Now, we will utilize the testing data. Keep in mind that the testing data also only contain the results for one treatment arm (either promotion or no promotion). Hence, we cannot directly evaluate the effect of treatment on each of the testing sample. However, if we can estimate the outcome models (make a good choice) on the testing data, we may still evaluate the performance of our CATE estimates indirectly. Carry out this idea (provide a clear description of your implementation) to evaluate if your estimated CATE matches the estimated CATE on the testing data. Provide figures or tables to summarize and discuss your analysis results.

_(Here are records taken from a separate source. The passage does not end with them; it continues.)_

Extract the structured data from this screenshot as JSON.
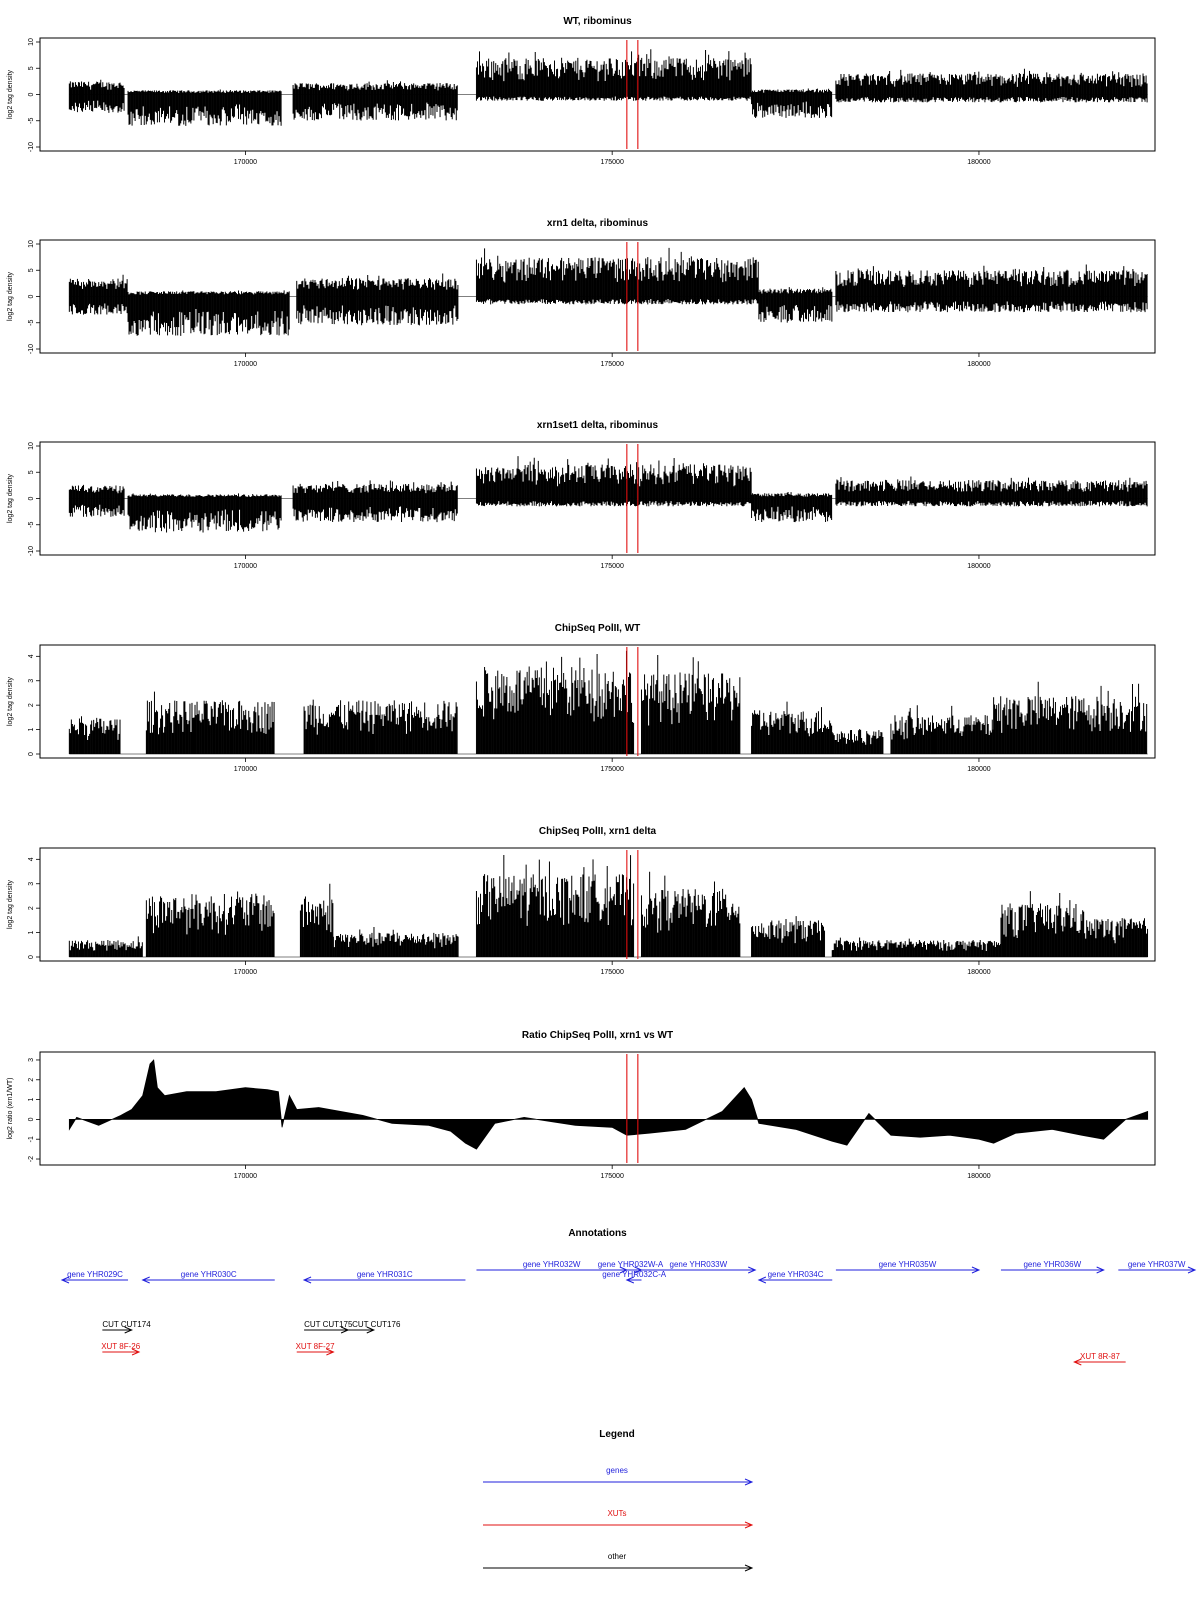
{
  "colors": {
    "gene": "#1f1fdc",
    "xut": "#e01010",
    "other": "#000000",
    "marker": "#e01010",
    "bars": "#000000"
  },
  "chart_data": [
    {
      "type": "bar",
      "title": "WT, ribominus",
      "ylabel": "log2 tag density",
      "ylim": [
        -10,
        10
      ],
      "yticks": [
        "-10",
        "-5",
        "0",
        "5",
        "10"
      ],
      "yticks_values": [
        -10,
        -5,
        0,
        5,
        10
      ],
      "xlim": [
        167200,
        182400
      ],
      "xticks": [
        "170000",
        "175000",
        "180000"
      ],
      "xticks_values": [
        170000,
        175000,
        180000
      ],
      "markers": [
        175200,
        175350
      ],
      "segments": [
        {
          "start": 167600,
          "end": 168350,
          "pos": 2.5,
          "neg": 3.5
        },
        {
          "start": 168400,
          "end": 170500,
          "pos": 0.8,
          "neg": 6.0
        },
        {
          "start": 170650,
          "end": 172900,
          "pos": 2.2,
          "neg": 5.0
        },
        {
          "start": 173150,
          "end": 176900,
          "pos": 7.0,
          "neg": 1.2
        },
        {
          "start": 176900,
          "end": 178000,
          "pos": 1.0,
          "neg": 4.5
        },
        {
          "start": 178050,
          "end": 182300,
          "pos": 4.0,
          "neg": 1.5
        }
      ]
    },
    {
      "type": "bar",
      "title": "xrn1 delta, ribominus",
      "ylabel": "log2 tag density",
      "ylim": [
        -10,
        10
      ],
      "yticks": [
        "-10",
        "-5",
        "0",
        "5",
        "10"
      ],
      "yticks_values": [
        -10,
        -5,
        0,
        5,
        10
      ],
      "xlim": [
        167200,
        182400
      ],
      "xticks": [
        "170000",
        "175000",
        "180000"
      ],
      "xticks_values": [
        170000,
        175000,
        180000
      ],
      "markers": [
        175200,
        175350
      ],
      "segments": [
        {
          "start": 167600,
          "end": 168400,
          "pos": 3.5,
          "neg": 3.5
        },
        {
          "start": 168400,
          "end": 170600,
          "pos": 1.0,
          "neg": 7.5
        },
        {
          "start": 170700,
          "end": 172900,
          "pos": 3.5,
          "neg": 5.5
        },
        {
          "start": 173150,
          "end": 177000,
          "pos": 7.5,
          "neg": 1.5
        },
        {
          "start": 177000,
          "end": 178000,
          "pos": 1.5,
          "neg": 5.0
        },
        {
          "start": 178050,
          "end": 182300,
          "pos": 5.0,
          "neg": 3.0
        }
      ]
    },
    {
      "type": "bar",
      "title": "xrn1set1 delta, ribominus",
      "ylabel": "log2 tag density",
      "ylim": [
        -10,
        10
      ],
      "yticks": [
        "-10",
        "-5",
        "0",
        "5",
        "10"
      ],
      "yticks_values": [
        -10,
        -5,
        0,
        5,
        10
      ],
      "xlim": [
        167200,
        182400
      ],
      "xticks": [
        "170000",
        "175000",
        "180000"
      ],
      "xticks_values": [
        170000,
        175000,
        180000
      ],
      "markers": [
        175200,
        175350
      ],
      "segments": [
        {
          "start": 167600,
          "end": 168350,
          "pos": 2.5,
          "neg": 3.5
        },
        {
          "start": 168400,
          "end": 170500,
          "pos": 0.8,
          "neg": 6.5
        },
        {
          "start": 170650,
          "end": 172900,
          "pos": 2.8,
          "neg": 4.5
        },
        {
          "start": 173150,
          "end": 176900,
          "pos": 6.5,
          "neg": 1.5
        },
        {
          "start": 176900,
          "end": 178000,
          "pos": 1.0,
          "neg": 4.5
        },
        {
          "start": 178050,
          "end": 182300,
          "pos": 3.5,
          "neg": 1.5
        }
      ]
    },
    {
      "type": "bar",
      "title": "ChipSeq PolII, WT",
      "ylabel": "log2 tag density",
      "ylim": [
        0,
        4.3
      ],
      "yticks": [
        "0",
        "1",
        "2",
        "3",
        "4"
      ],
      "yticks_values": [
        0,
        1,
        2,
        3,
        4
      ],
      "xlim": [
        167200,
        182400
      ],
      "xticks": [
        "170000",
        "175000",
        "180000"
      ],
      "xticks_values": [
        170000,
        175000,
        180000
      ],
      "markers": [
        175200,
        175350
      ],
      "segments": [
        {
          "start": 167600,
          "end": 168300,
          "pos": 1.5,
          "neg": 0
        },
        {
          "start": 168650,
          "end": 170400,
          "pos": 2.2,
          "neg": 0
        },
        {
          "start": 170800,
          "end": 172900,
          "pos": 2.2,
          "neg": 0
        },
        {
          "start": 173150,
          "end": 175300,
          "pos": 3.6,
          "neg": 0
        },
        {
          "start": 175400,
          "end": 176750,
          "pos": 3.3,
          "neg": 0
        },
        {
          "start": 176900,
          "end": 178000,
          "pos": 1.8,
          "neg": 0
        },
        {
          "start": 178000,
          "end": 178700,
          "pos": 1.0,
          "neg": 0
        },
        {
          "start": 178800,
          "end": 180200,
          "pos": 1.6,
          "neg": 0
        },
        {
          "start": 180200,
          "end": 182300,
          "pos": 2.4,
          "neg": 0
        }
      ]
    },
    {
      "type": "bar",
      "title": "ChipSeq PolII, xrn1 delta",
      "ylabel": "log2 tag density",
      "ylim": [
        0,
        4.3
      ],
      "yticks": [
        "0",
        "1",
        "2",
        "3",
        "4"
      ],
      "yticks_values": [
        0,
        1,
        2,
        3,
        4
      ],
      "xlim": [
        167200,
        182400
      ],
      "xticks": [
        "170000",
        "175000",
        "180000"
      ],
      "xticks_values": [
        170000,
        175000,
        180000
      ],
      "markers": [
        175200,
        175350
      ],
      "segments": [
        {
          "start": 167600,
          "end": 168600,
          "pos": 0.7,
          "neg": 0
        },
        {
          "start": 168650,
          "end": 170400,
          "pos": 2.6,
          "neg": 0
        },
        {
          "start": 170750,
          "end": 171200,
          "pos": 2.5,
          "neg": 0
        },
        {
          "start": 171200,
          "end": 172900,
          "pos": 1.0,
          "neg": 0
        },
        {
          "start": 173150,
          "end": 175300,
          "pos": 3.4,
          "neg": 0
        },
        {
          "start": 175400,
          "end": 176750,
          "pos": 2.8,
          "neg": 0
        },
        {
          "start": 176900,
          "end": 177900,
          "pos": 1.5,
          "neg": 0
        },
        {
          "start": 178000,
          "end": 180300,
          "pos": 0.7,
          "neg": 0
        },
        {
          "start": 180300,
          "end": 181400,
          "pos": 2.2,
          "neg": 0
        },
        {
          "start": 181400,
          "end": 182300,
          "pos": 1.6,
          "neg": 0
        }
      ]
    },
    {
      "type": "area",
      "title": "Ratio ChipSeq PolII, xrn1 vs WT",
      "ylabel": "log2 ratio (xrn1/WT)",
      "ylim": [
        -2.1,
        3.2
      ],
      "yticks": [
        "-2",
        "-1",
        "0",
        "1",
        "2",
        "3"
      ],
      "yticks_values": [
        -2,
        -1,
        0,
        1,
        2,
        3
      ],
      "xlim": [
        167200,
        182400
      ],
      "xticks": [
        "170000",
        "175000",
        "180000"
      ],
      "xticks_values": [
        170000,
        175000,
        180000
      ],
      "markers": [
        175200,
        175350
      ],
      "x": [
        167600,
        167700,
        168000,
        168300,
        168450,
        168600,
        168700,
        168750,
        168800,
        168900,
        169200,
        169600,
        170000,
        170300,
        170450,
        170500,
        170600,
        170700,
        171000,
        171600,
        172000,
        172500,
        172800,
        173000,
        173150,
        173400,
        173800,
        174500,
        175000,
        175200,
        175500,
        176000,
        176500,
        176800,
        176900,
        177000,
        177500,
        178000,
        178200,
        178500,
        178800,
        179200,
        179600,
        180000,
        180200,
        180500,
        181000,
        181400,
        181700,
        182000,
        182300
      ],
      "y": [
        -0.5,
        0.1,
        -0.3,
        0.2,
        0.5,
        1.2,
        2.8,
        3.0,
        1.6,
        1.2,
        1.4,
        1.4,
        1.6,
        1.5,
        1.4,
        -0.4,
        1.2,
        0.5,
        0.6,
        0.2,
        -0.2,
        -0.3,
        -0.6,
        -1.2,
        -1.5,
        -0.2,
        0.1,
        -0.3,
        -0.4,
        -0.8,
        -0.7,
        -0.5,
        0.4,
        1.6,
        1.0,
        -0.2,
        -0.5,
        -1.1,
        -1.3,
        0.3,
        -0.8,
        -0.9,
        -0.8,
        -1.0,
        -1.2,
        -0.7,
        -0.5,
        -0.8,
        -1.0,
        0.0,
        0.4
      ]
    }
  ],
  "annotations": {
    "title": "Annotations",
    "genes": [
      {
        "label": "gene YHR029C",
        "start": 167500,
        "end": 168400,
        "dir": "left",
        "row": 1
      },
      {
        "label": "gene YHR030C",
        "start": 168600,
        "end": 170400,
        "dir": "left",
        "row": 1
      },
      {
        "label": "gene YHR031C",
        "start": 170800,
        "end": 173000,
        "dir": "left",
        "row": 1
      },
      {
        "label": "gene YHR032W",
        "start": 173150,
        "end": 175200,
        "dir": "right",
        "row": 0
      },
      {
        "label": "gene YHR032W-A",
        "start": 175100,
        "end": 175400,
        "dir": "right",
        "row": 0
      },
      {
        "label": "gene YHR033W",
        "start": 175400,
        "end": 176950,
        "dir": "right",
        "row": 0
      },
      {
        "label": "gene YHR032C-A",
        "start": 175200,
        "end": 175400,
        "dir": "left",
        "row": 1
      },
      {
        "label": "gene YHR034C",
        "start": 177000,
        "end": 178000,
        "dir": "left",
        "row": 1
      },
      {
        "label": "gene YHR035W",
        "start": 178050,
        "end": 180000,
        "dir": "right",
        "row": 0
      },
      {
        "label": "gene YHR036W",
        "start": 180300,
        "end": 181700,
        "dir": "right",
        "row": 0
      },
      {
        "label": "gene YHR037W",
        "start": 181900,
        "end": 183500,
        "dir": "right",
        "row": 0
      }
    ],
    "others": [
      {
        "label": "CUT CUT174",
        "start": 168050,
        "end": 168450,
        "dir": "right"
      },
      {
        "label": "CUT CUT175",
        "start": 170800,
        "end": 171400,
        "dir": "right"
      },
      {
        "label": "CUT CUT176",
        "start": 171400,
        "end": 171750,
        "dir": "right"
      }
    ],
    "xuts": [
      {
        "label": "XUT 8F-26",
        "start": 168050,
        "end": 168550,
        "dir": "right"
      },
      {
        "label": "XUT 8F-27",
        "start": 170700,
        "end": 171200,
        "dir": "right"
      },
      {
        "label": "XUT 8R-87",
        "start": 181300,
        "end": 182000,
        "dir": "left"
      }
    ]
  },
  "legend": {
    "title": "Legend",
    "items": [
      {
        "label": "genes",
        "kind": "gene"
      },
      {
        "label": "XUTs",
        "kind": "xut"
      },
      {
        "label": "other",
        "kind": "other"
      }
    ]
  }
}
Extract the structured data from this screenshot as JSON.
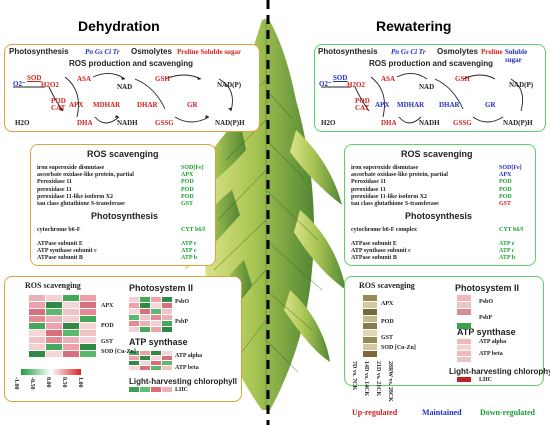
{
  "headers": {
    "left": "Dehydration",
    "right": "Rewatering"
  },
  "top_panel": {
    "photosynthesis": "Photosynthesis",
    "photo_genes": "Pn Gs Ci Tr",
    "osmolytes": "Osmolytes",
    "osmo_left": "Proline Soluble sugar",
    "osmo_right_proline": "Proline",
    "osmo_right_sugar": "Soluble sugar",
    "ros_title": "ROS production and scavenging",
    "nodes": {
      "o2": "O2⁻",
      "sod": "SOD",
      "h2o2": "H2O2",
      "asa": "ASA",
      "nad": "NAD",
      "gsh": "GSH",
      "nadp": "NAD(P)",
      "pod": "POD",
      "cat": "CAT",
      "apx": "APX",
      "mdhar": "MDHAR",
      "dhar": "DHAR",
      "gr": "GR",
      "h2o": "H2O",
      "dha": "DHA",
      "nadh": "NADH",
      "gssg": "GSSG",
      "nadph": "NAD(P)H"
    }
  },
  "middle_panel": {
    "ros_title": "ROS scavenging",
    "genes": [
      {
        "name": "iron superoxide dismutase",
        "enzyme": "SOD[Fe]"
      },
      {
        "name": "ascorbate oxidase-like protein, partial",
        "enzyme": "APX"
      },
      {
        "name": "Peroxidase 11",
        "enzyme": "POD"
      },
      {
        "name": "peroxidase 11",
        "enzyme": "POD"
      },
      {
        "name": "peroxidase 11-like isoform X2",
        "enzyme": "POD"
      },
      {
        "name": "tau class glutathione S-transferase",
        "enzyme": "GST"
      }
    ],
    "photo_title": "Photosynthesis",
    "photo_genes": [
      {
        "name": "cytochrome b6-F",
        "enzyme": "CYT b6/f"
      }
    ],
    "photo_genes_right": [
      {
        "name": "cytochrome b6-F complex",
        "enzyme": "CYT b6/f"
      }
    ],
    "atp_genes": [
      {
        "name": "ATPase subunit E",
        "enzyme": "ATP e"
      },
      {
        "name": "ATP synthase subunit c",
        "enzyme": "ATP c"
      },
      {
        "name": "ATPase subunit B",
        "enzyme": "ATP b"
      }
    ]
  },
  "bottom_panel": {
    "ros_title": "ROS scavenging",
    "ps2_title": "Photosystem II",
    "atp_title": "ATP synthase",
    "lhc_title": "Light-harvesting chlorophyll",
    "labels": {
      "apx": "APX",
      "pod": "POD",
      "gst": "GST",
      "sod": "SOD [Cu-Zn]",
      "psbo": "PsbO",
      "psbp": "PsbP",
      "atp_alpha": "ATP alpha",
      "atp_beta": "ATP beta",
      "lhc": "LHC"
    },
    "scale_ticks": [
      "-1.00",
      "-0.50",
      "0.00",
      "0.50",
      "1.00"
    ],
    "x_labels": [
      "7D vs. 7CK",
      "14D vs. 14CK",
      "21D vs. 21CK",
      "28RW vs. 28CK"
    ]
  },
  "legend": {
    "up": "Up-regulated",
    "maintained": "Maintained",
    "down": "Down-regulated"
  },
  "colors": {
    "up": "#d42020",
    "maintained": "#2030c0",
    "down": "#18a030",
    "left_border": "#e0a040",
    "right_border": "#5ecf6a"
  }
}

A researcher is wondering what are the important variables that affect the decision making and based on your analysis, would you recommend Expedia to offer promotions universally or selectively? To answer this question, please provide some additional investigation to see what type of hotels (a potential subset, if exist) would likely to benefit most from the promotion. Again, how could you validate your findings using the testing data? Please provide figures or tables to summarize and discuss your results.